The police stress that this is an old regulation - originally designed to stop people covering their faces completely in masks at carnival time. It is all about public safety.
"When you're patrolling as a police officer, you should see the faces of people. Because if you can't see the faces, you don't know who it is, what they want to do," said commissioner Francois Vermeulen of Antwerp police.
"If you put on a Mickey Mouse mask and you start walking around in Antwerp, you will be stopped by the police. It's that simple. It's not only women in a burka or a headscarf and a veil."
But the police admit that the women they have stopped for this reason do not know about, or do not understand, the statute.
Back in Ledegen the police are still at a loss. The threatening letters have stopped for the time being, but the unpleasant feeling of a home-grown extremism remains.

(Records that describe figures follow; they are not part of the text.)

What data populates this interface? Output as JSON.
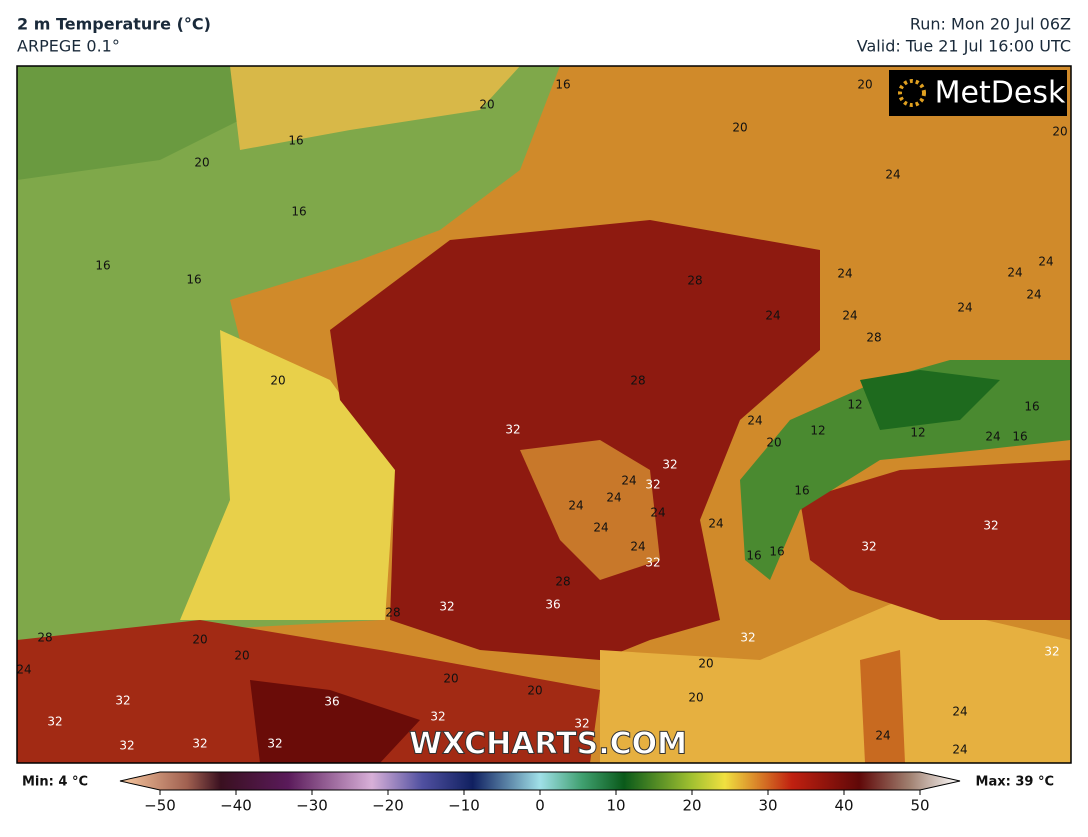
{
  "header": {
    "title": "2 m Temperature (°C)",
    "subtitle": "ARPEGE 0.1°",
    "run": "Run: Mon 20 Jul 06Z",
    "valid": "Valid: Tue 21 Jul 16:00 UTC"
  },
  "logo": "MetDesk",
  "watermark": "WXCHARTS.COM",
  "contour_labels": [
    16,
    20,
    16,
    20,
    16,
    16,
    16,
    20,
    20,
    20,
    24,
    28,
    24,
    24,
    24,
    24,
    24,
    24,
    24,
    20,
    28,
    28,
    32,
    32,
    32,
    24,
    24,
    24,
    24,
    24,
    24,
    32,
    24,
    24,
    20,
    16,
    16,
    16,
    32,
    32,
    28,
    36,
    32,
    28,
    28,
    20,
    20,
    32,
    20,
    20,
    20,
    20,
    32,
    36,
    32,
    32,
    32,
    32,
    32,
    32,
    24,
    24,
    24,
    32,
    16,
    24,
    12,
    12,
    12,
    16,
    24
  ],
  "colorbar": {
    "min_label": "Min: 4 °C",
    "max_label": "Max: 39 °C",
    "range": [
      -50,
      50
    ],
    "ticks": [
      {
        "value": -50,
        "label": "−50"
      },
      {
        "value": -40,
        "label": "−40"
      },
      {
        "value": -30,
        "label": "−30"
      },
      {
        "value": -20,
        "label": "−20"
      },
      {
        "value": -10,
        "label": "−10"
      },
      0,
      10,
      20,
      30,
      40,
      50
    ]
  }
}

"In a small town like this, everybody knows everybody. I think it must be a skinhead, a neo-Nazi, a neo-fascist, someone like that. I really don't know," said Rik.
On the factory floor, Naima is hard at work packing prawns and other delicacies produced by the factory.
She is still putting on a brave face. "When I arrived here in my headscarf Rik said it was no problem. I never thought there would come a time when I would take it off. Now I just hope there'll be a day when I can come back to work with my headscarf on again."
Cry me a river. They had to search the world for one idiot.
Ah yes, the old "Me no comprendo" nonsense.
Could just as easily be an Islamic fanatic who thinks it's worth killing to prevent a Muslim woman from working. The woman didn't show up yesterday.
Good point. Exactly the kind of thing Osama would think of to divide a society. That's the whole plan as Zarchawi has demonstrated. They don't really care about their own people, they just want chaos so they can rob the bank while no one's looking. I think Osama must have grown up watching nothing but Maxwell Smart, Secret Agent.
Could also be a hoax, by some Islamicists, to create sympathy for themselves. Sorta like American Blacks sending "hate mail" to themselves, then going to the police and the press with the story.
bttt
No, I am not kidding... read the links. All of them.
Whine and play the victim whenever possible. If they can't take these things off, go and live somewhere where everyone must wear them or be butchered.
More info on this case is needed, but your point is sound. The truth is - a great number of so called hate crimes are fakes.